Today the data itself becomes more flexible in the enterprise. Parallel processes and intelligent data are jitterbit such tools, designed to allow data to be transferred from one application to the next, and to ensure the quality of data transmitted. This integration through data types and applications is important for time-sensitive business activities that involve instant analysis. In general, this form of analysis must query the current and historical data to identify new trends. That's why SQL often works again.
SQL, NoSQL, and large data technology
The advent of new data is not a denial of the business data that has been carefully collected and collated over the past decades. Internal enterprise data in the SQL data store can explain the difference between the accuracy and relevance of large and other data. Most organizations find that they still need to maintain the SQL structure for enterprise data to support best business practices. Transforming all data into unstructured format is not integration, it is just convergence processing. At the same time, trying to force structured data into unstructured data is a waste of effort.
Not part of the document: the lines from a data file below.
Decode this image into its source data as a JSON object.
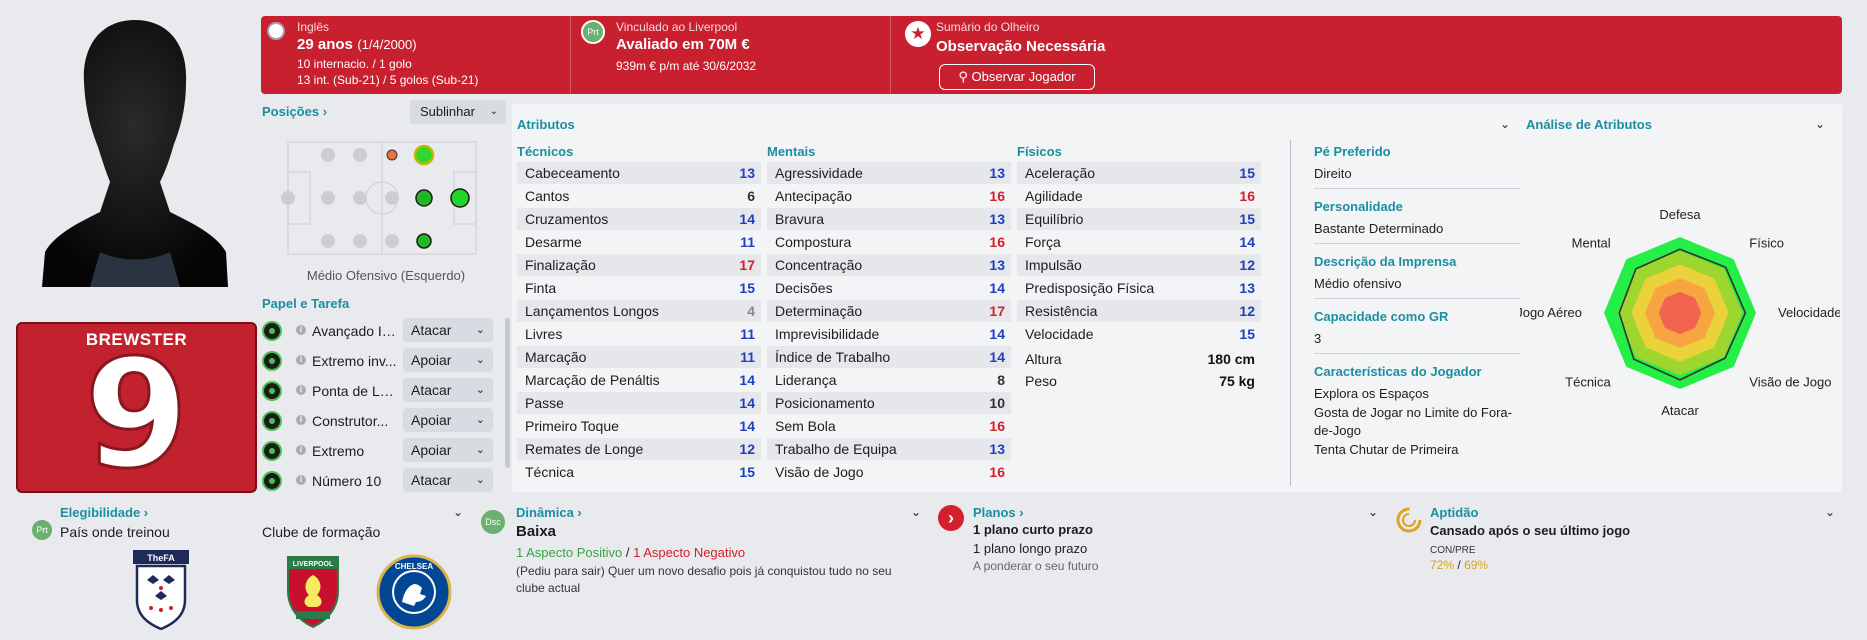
{
  "header": {
    "nationality_label": "Inglês",
    "age": "29 anos",
    "birthdate": "(1/4/2000)",
    "caps": "10 internacio. / 1 golo",
    "youth_caps": "13 int. (Sub-21) / 5 golos (Sub-21)",
    "contract_label": "Vinculado ao Liverpool",
    "contract_badge": "Prt",
    "value": "Avaliado em 70M €",
    "wage": "939m € p/m até 30/6/2032",
    "scout_label": "Sumário do Olheiro",
    "scout_status": "Observação Necessária",
    "scout_button": "Observar Jogador"
  },
  "shirt": {
    "name": "BREWSTER",
    "number": "9"
  },
  "positions": {
    "title": "Posições",
    "highlight_button": "Sublinhar",
    "role_label": "Médio Ofensivo (Esquerdo)"
  },
  "roles": {
    "title": "Papel e Tarefa",
    "items": [
      {
        "name": "Avançado In...",
        "duty": "Atacar"
      },
      {
        "name": "Extremo inv...",
        "duty": "Apoiar"
      },
      {
        "name": "Ponta de La...",
        "duty": "Atacar"
      },
      {
        "name": "Construtor...",
        "duty": "Apoiar"
      },
      {
        "name": "Extremo",
        "duty": "Apoiar"
      },
      {
        "name": "Número 10",
        "duty": "Atacar"
      }
    ]
  },
  "attributes": {
    "title": "Atributos",
    "technical": {
      "title": "Técnicos",
      "items": [
        {
          "name": "Cabeceamento",
          "value": "13",
          "color": "#1f3fbf"
        },
        {
          "name": "Cantos",
          "value": "6",
          "color": "#333333"
        },
        {
          "name": "Cruzamentos",
          "value": "14",
          "color": "#1f3fbf"
        },
        {
          "name": "Desarme",
          "value": "11",
          "color": "#1f3fbf"
        },
        {
          "name": "Finalização",
          "value": "17",
          "color": "#d0202c"
        },
        {
          "name": "Finta",
          "value": "15",
          "color": "#1f3fbf"
        },
        {
          "name": "Lançamentos Longos",
          "value": "4",
          "color": "#888888"
        },
        {
          "name": "Livres",
          "value": "11",
          "color": "#1f3fbf"
        },
        {
          "name": "Marcação",
          "value": "11",
          "color": "#1f3fbf"
        },
        {
          "name": "Marcação de Penáltis",
          "value": "14",
          "color": "#1f3fbf"
        },
        {
          "name": "Passe",
          "value": "14",
          "color": "#1f3fbf"
        },
        {
          "name": "Primeiro Toque",
          "value": "14",
          "color": "#1f3fbf"
        },
        {
          "name": "Remates de Longe",
          "value": "12",
          "color": "#1f3fbf"
        },
        {
          "name": "Técnica",
          "value": "15",
          "color": "#1f3fbf"
        }
      ]
    },
    "mental": {
      "title": "Mentais",
      "items": [
        {
          "name": "Agressividade",
          "value": "13",
          "color": "#1f3fbf"
        },
        {
          "name": "Antecipação",
          "value": "16",
          "color": "#d0202c"
        },
        {
          "name": "Bravura",
          "value": "13",
          "color": "#1f3fbf"
        },
        {
          "name": "Compostura",
          "value": "16",
          "color": "#d0202c"
        },
        {
          "name": "Concentração",
          "value": "13",
          "color": "#1f3fbf"
        },
        {
          "name": "Decisões",
          "value": "14",
          "color": "#1f3fbf"
        },
        {
          "name": "Determinação",
          "value": "17",
          "color": "#d0202c"
        },
        {
          "name": "Imprevisibilidade",
          "value": "14",
          "color": "#1f3fbf"
        },
        {
          "name": "Índice de Trabalho",
          "value": "14",
          "color": "#1f3fbf"
        },
        {
          "name": "Liderança",
          "value": "8",
          "color": "#333333"
        },
        {
          "name": "Posicionamento",
          "value": "10",
          "color": "#333333"
        },
        {
          "name": "Sem Bola",
          "value": "16",
          "color": "#d0202c"
        },
        {
          "name": "Trabalho de Equipa",
          "value": "13",
          "color": "#1f3fbf"
        },
        {
          "name": "Visão de Jogo",
          "value": "16",
          "color": "#d0202c"
        }
      ]
    },
    "physical": {
      "title": "Físicos",
      "items": [
        {
          "name": "Aceleração",
          "value": "15",
          "color": "#1f3fbf"
        },
        {
          "name": "Agilidade",
          "value": "16",
          "color": "#d0202c"
        },
        {
          "name": "Equilíbrio",
          "value": "15",
          "color": "#1f3fbf"
        },
        {
          "name": "Força",
          "value": "14",
          "color": "#1f3fbf"
        },
        {
          "name": "Impulsão",
          "value": "12",
          "color": "#1f3fbf"
        },
        {
          "name": "Predisposição Física",
          "value": "13",
          "color": "#1f3fbf"
        },
        {
          "name": "Resistência",
          "value": "12",
          "color": "#1f3fbf"
        },
        {
          "name": "Velocidade",
          "value": "15",
          "color": "#1f3fbf"
        }
      ],
      "height_label": "Altura",
      "height": "180 cm",
      "weight_label": "Peso",
      "weight": "75 kg"
    }
  },
  "info": {
    "foot_label": "Pé Preferido",
    "foot": "Direito",
    "personality_label": "Personalidade",
    "personality": "Bastante Determinado",
    "press_label": "Descrição da Imprensa",
    "press": "Médio ofensivo",
    "gk_label": "Capacidade como GR",
    "gk": "3",
    "traits_label": "Características do Jogador",
    "traits": [
      "Explora os Espaços",
      "Gosta de Jogar no Limite do Fora-de-Jogo",
      "Tenta Chutar de Primeira"
    ]
  },
  "analysis": {
    "title": "Análise de Atributos",
    "axes": [
      "Defesa",
      "Físico",
      "Velocidade",
      "Visão de Jogo",
      "Atacar",
      "Técnica",
      "Jogo Aéreo",
      "Mental"
    ]
  },
  "bottom": {
    "eligibility_title": "Elegibilidade",
    "eligibility_badge": "Prt",
    "eligibility_value": "País onde treinou",
    "club_formation_label": "Clube de formação",
    "dynamics_badge": "Dsc",
    "dynamics_title": "Dinâmica",
    "dynamics_value": "Baixa",
    "positive": "1 Aspecto Positivo",
    "slash": "/",
    "negative": "1 Aspecto Negativo",
    "dynamics_note": "(Pediu para sair) Quer um novo desafio pois já conquistou tudo no seu clube actual",
    "plans_title": "Planos",
    "plan_short": "1 plano curto prazo",
    "plan_long": "1 plano longo prazo",
    "plan_note": "A ponderar o seu futuro",
    "fitness_title": "Aptidão",
    "fitness_value": "Cansado após o seu último jogo",
    "fitness_label": "CON/PRE",
    "fitness_con": "72%",
    "fitness_slash": "/",
    "fitness_pre": "69%"
  },
  "colors": {
    "band": "#c8202f",
    "accent": "#1b8fa0",
    "positive": "#3aa341",
    "negative": "#d0202c"
  }
}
From an enterprise perspective, the goal of integration is not to focus on data structures but to focus on organizing. Tools such as the new Oracle Data Integrator try to find the balance by loading and transforming the data Hadoop, so it's easier to analyze with traditional enterprise data. In the analysis process, this approach enables the integration of data from a variety of sources of information and storage, which in this case requires data integration. This eclectic approach makes the original data freer than the initial state, and maintaining this implied value may be more appropriate for the new method of future analysis.